A indefinição do senador Rodrigo Pacheco (PSD-MG) sobre disputar o governo de Minas Gerais em 2026 tem levado o PT a avaliar alternativas para garantir um palanque no estado. O preferido do presidente Luiz Inácio Lula da Silva (PT) é Pacheco, como já declarou em diversas ocasiões, mas o senador prometeu dar uma resposta ao seu grupo sobre o futuro até outubro.
O impasse passa por uma possível aposentadoria antecipada do presidente do Supremo Tribunal Federal (STF), Luís Roberto Barroso. Caso isso ocorra, o mineiro tem o desejo de ser indicado por Lula para uma cadeira na Corte. Barroso só deixaria a Corte em 2033, aos 75 anos, mas nos bastidores circula o rumor de que ele gostaria de assumir um posto de embaixador.
Sem nomes internos competitivos para encabeçar a disputa estadual, o PT reabriu conversas sobre a reaproximação com o ex-prefeito de Belo Horizonte Alexandre Kalil. Apesar do rompimento entre Kalil e o partido na eleição de 2022, quando perdeu o governo de Minas para Romeu Zema (Novo), dirigentes petistas avaliam que a falta de alternativas justifica retomar o diálogo.

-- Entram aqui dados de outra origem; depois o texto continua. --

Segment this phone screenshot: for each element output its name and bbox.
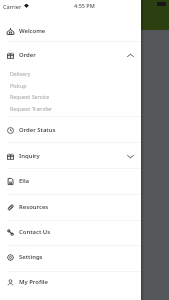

Kalil, atualmente sem partido, já manifestou interesse em disputar novamente o comando do estado. A avaliação é que, mesmo com rusgas antigas, não custa ao PT “dar oi para velhos amigos”. Em 2022, Lula apoiou a candidatura de Kalil, mas a campanha foi marcada por divergências entre o PT e o PSD, então partido do ex-prefeito, além de atritos pessoais com lideranças petistas.
Outros nomes são cotados, como o da prefeita de Contagem, Marília Campos (PT), mas ela tem se mostrado mais inclinada a disputar o Senado no próximo ano. Já o ministro de Minas e Energia, Alexandre Silveira (PSD), não encontra consenso. Dirigentes petistas avaliam que sua candidatura não teria unidade suficiente para sustentar o palanque de Lula.
Para Lula, garantir um palanque forte em Minas é estratégico. A máxima entre políticos permanece: o candidato à Presidência que vence no estado tende a ser eleito no país. Por isso, como O Fator mostrou, o presidente deve intensificar viagens a Minas em 2026, e interlocutores consideram que a volta de Kalil ao centro das conversas pode ser uma alternativa viável.
Kalil terminou em segundo lugar na eleição estadual de 2022, atrás de Zema, e agora flerta com o discurso de “centro-esquerda”. Apesar da relação marcada por atritos, tanto ele quanto o PT sinalizam que, diante do cenário de indefinição e escassez de nomes, a reaproximação entre os dois não está totalmente descartada.